This Python script performs K-Means clustering on the Iris dataset using the popular machine learning libraries Pandas, Matplotlib, and scikit-learn.
Load Data: The script starts by loading the Iris dataset from a CSV file into a Pandas DataFrame.
df = pd.read_csv('Iris.csv')
Select Features: The features 'SepalLengthCm' and 'SepalWidthCm' are selected for clustering.
X = df[['SepalLengthCm', 'SepalWidthCm']]
Determine Optimal Clusters: The Elbow Method is employed to find the optimal number of clusters by iterating over a range of cluster numbers and plotting the Within-Cluster-Sum-of-Squares (WCSS).
wcss = []
for i in range(1, 11):
kmeans = KMeans(n_clusters=i, init='k-means++', max_iter=300, n_init=10, random_state=0)
kmeans.fit(X)
wcss.append(kmeans.inertia_)
plt.plot(range(1, 11), wcss)
plt.title('Elbow Method')
plt.xlabel('Number of clusters')
plt.ylabel('WCSS')
plt.show()
Perform K-Means Clustering: K-Means clustering is then performed with the optimal number of clusters determined from the elbow method.

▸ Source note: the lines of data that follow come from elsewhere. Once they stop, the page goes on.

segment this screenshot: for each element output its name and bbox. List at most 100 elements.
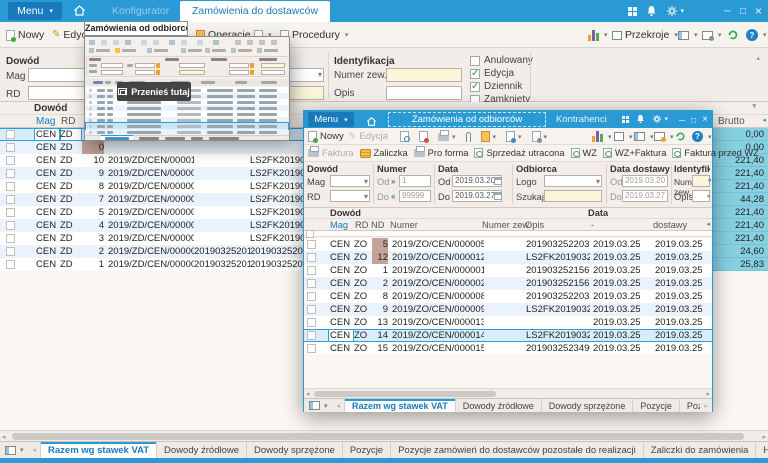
dock-panel-button[interactable]: ▾ — [634, 128, 654, 145]
table-row[interactable]: CENZO82019/ZO/CEN/0000082019032522032120… — [304, 290, 712, 303]
doc-button-6[interactable]: Faktura przed WZ — [672, 148, 758, 158]
tab-kontrahenci[interactable]: Kontrahenci — [556, 111, 607, 128]
row-checkbox[interactable] — [307, 305, 316, 314]
doc-button-4[interactable]: WZ — [571, 148, 597, 158]
child-menu-button[interactable]: Menu▾ — [308, 112, 354, 127]
col-nd[interactable]: ND — [371, 219, 384, 231]
child-bottom-tab-3[interactable]: Pozycje — [633, 399, 680, 412]
row-checkbox[interactable] — [6, 195, 15, 204]
row-checkbox[interactable] — [307, 266, 316, 275]
col-numer[interactable]: Numer — [390, 219, 418, 231]
tab-zamowienia-od-odbiorcow[interactable]: Zamówienia od odbiorców — [388, 112, 546, 127]
col-rd[interactable]: RD — [61, 115, 75, 128]
layouts-button[interactable]: Przekroje▾ — [612, 22, 678, 48]
print-button[interactable]: ▾ — [438, 133, 456, 141]
child-bottom-tab-1[interactable]: Dowody źródłowe — [456, 399, 542, 412]
row-checkbox[interactable] — [6, 143, 15, 152]
main-hscrollbar-thumb[interactable] — [12, 433, 744, 440]
main-bottom-tab-1[interactable]: Dowody źródłowe — [157, 442, 247, 458]
gear-icon[interactable]: ▾ — [652, 114, 668, 124]
note-doc-button[interactable]: ▾ — [481, 131, 497, 142]
delete-doc-button[interactable] — [419, 131, 428, 142]
col-mag[interactable]: Mag — [330, 219, 348, 231]
main-bottom-tab-3[interactable]: Pozycje — [343, 442, 391, 458]
numer-do-input[interactable]: 99999 — [399, 190, 431, 202]
doc-button-3[interactable]: Sprzedaż utracona — [474, 148, 564, 158]
child-hscrollbar[interactable]: ◂ ▸ — [304, 388, 712, 398]
col-dostawy[interactable]: dostawy — [653, 219, 687, 231]
row-checkbox[interactable] — [306, 230, 314, 238]
main-bottom-tab-4[interactable]: Pozycje zamówień do dostawców pozostałe … — [391, 442, 644, 458]
table-row[interactable]: CENZO122019/ZO/CEN/000012LS2FK2019032522… — [304, 251, 712, 264]
collapse-column-icon[interactable]: ◂ — [706, 220, 710, 228]
maximize-button[interactable]: □ — [691, 115, 696, 125]
row-checkbox[interactable] — [6, 169, 15, 178]
gear-icon[interactable]: ▾ — [666, 5, 684, 17]
collapse-icon[interactable]: ◂ — [707, 176, 711, 184]
refresh-button[interactable] — [727, 22, 739, 48]
tabs-scroll-left[interactable]: ◂ — [333, 399, 345, 412]
filter-row-icon[interactable]: ▾ — [752, 102, 756, 110]
attachment-button[interactable] — [466, 132, 471, 142]
edit-button[interactable]: ✎Edycja — [348, 128, 388, 145]
window-alert-button[interactable]: ▾ — [654, 128, 674, 145]
calendar-icon[interactable] — [494, 177, 502, 185]
col-data[interactable]: - — [591, 219, 594, 231]
child-bottom-tab-0[interactable]: Razem wg stawek VAT — [344, 399, 456, 412]
numer-od-input[interactable]: 1 — [399, 175, 431, 187]
table-row[interactable]: CENZO52019/ZO/CEN/0000052019032522032120… — [304, 238, 712, 251]
table-row[interactable]: CENZO142019/ZO/CEN/000014LS2FK2019032522… — [304, 329, 712, 342]
dock-tabs-button[interactable]: ▾ — [304, 399, 333, 412]
dostawa-od-input[interactable]: 2019.03.20 — [622, 175, 668, 187]
close-button[interactable]: × — [755, 4, 762, 18]
doc-button-5[interactable]: WZ+Faktura — [603, 148, 666, 158]
col-mag[interactable]: Mag — [36, 115, 55, 128]
row-checkbox[interactable] — [6, 156, 15, 165]
collapse-filters-icon[interactable]: ▴ — [756, 54, 760, 62]
table-row[interactable]: CENZO22019/ZO/CEN/0000022019032521565020… — [304, 277, 712, 290]
numer-zew-input[interactable] — [386, 68, 462, 82]
dostawa-do-input[interactable]: 2019.03.27 — [622, 190, 668, 202]
home-icon[interactable] — [73, 4, 86, 22]
col-numer-zew[interactable]: Numer zew. — [482, 219, 531, 231]
row-checkbox[interactable] — [6, 182, 15, 191]
window-settings-button[interactable]: ▾ — [702, 22, 722, 48]
new-button[interactable]: Nowy — [308, 128, 344, 145]
main-bottom-tab-0[interactable]: Razem wg stawek VAT — [40, 442, 157, 458]
rd-select[interactable] — [330, 190, 370, 202]
tab-zamowienia-do-dostawcow[interactable]: Zamówienia do dostawców — [180, 1, 330, 22]
mag-select[interactable] — [330, 175, 370, 187]
table-row[interactable]: CENZO132019/ZO/CEN/0000132019.03.252019.… — [304, 316, 712, 329]
chart-button[interactable]: ▾ — [592, 128, 612, 145]
main-bottom-tab-5[interactable]: Zaliczki do zamówienia — [644, 442, 757, 458]
collapse-column-icon[interactable]: ◂ — [762, 116, 766, 124]
help-button[interactable]: ▾ — [746, 22, 767, 48]
row-checkbox[interactable] — [307, 240, 316, 249]
main-bottom-tab-2[interactable]: Dowody sprzężone — [247, 442, 343, 458]
doc-button-1[interactable]: Zaliczka — [360, 148, 408, 158]
bell-icon[interactable] — [646, 5, 657, 17]
checkbox-icon[interactable] — [470, 56, 480, 66]
doc-button-2[interactable]: Pro forma — [414, 148, 469, 158]
row-checkbox[interactable] — [307, 318, 316, 327]
drag-preview-tab[interactable]: Zamówienia od odbiorców — [84, 21, 188, 36]
apps-grid-icon[interactable] — [622, 116, 629, 123]
child-bottom-tab-4[interactable]: Pozycje zamówień od odbiorc — [680, 399, 701, 412]
close-button[interactable]: × — [702, 114, 708, 125]
main-bottom-tab-6[interactable]: Historia zmian linijek — [756, 442, 768, 458]
layouts-button[interactable]: ▾ — [614, 128, 633, 145]
find-doc-button[interactable] — [400, 131, 409, 142]
row-checkbox[interactable] — [6, 208, 15, 217]
child-hscrollbar-thumb[interactable] — [314, 391, 496, 397]
procedures-button[interactable]: Procedury▾ — [280, 22, 348, 48]
row-checkbox[interactable] — [307, 344, 316, 353]
opis-input[interactable] — [386, 86, 462, 100]
chart-button[interactable]: ▾ — [588, 22, 608, 48]
maximize-button[interactable]: □ — [740, 6, 746, 17]
expand-icon[interactable]: ▸ — [707, 192, 711, 200]
new-row-strip[interactable] — [304, 231, 712, 237]
table-row[interactable]: CENZO12019/ZO/CEN/0000012019032521565020… — [304, 264, 712, 277]
tab-konfigurator[interactable]: Konfigurator — [112, 0, 169, 22]
szukaj-input[interactable] — [544, 190, 602, 202]
bell-icon[interactable] — [636, 114, 645, 124]
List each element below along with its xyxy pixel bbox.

kmeans = KMeans(n_clusters=optimal_num_clusters, init='k-means++', max_iter=300, n_init=10, random_state=0)
kmeans.fit(X)
Visualize Clusters: The script visualizes the clusters by assigning different colors to each cluster and plotting the data points.
colors = ['red', 'green', 'blue', ...] # add more colors as needed
for i in range(optimal_num_clusters):
plt.scatter(df[df['cluster'] == i]['SepalLengthCm'], df[df['cluster'] == i]['SepalWidthCm'], color=colors[i])
plt.xlabel('Sepal Length (cm)')
plt.ylabel('Sepal Width (cm)')
plt.show()
Usage: Ensure you have the required libraries installed: pip install pandas matplotlib scikit-learn. Replace 'Iris.csv' with the path to your dataset. Feel free to experiment with different features and cluster numbers for a deeper understanding of the data's underlying patterns.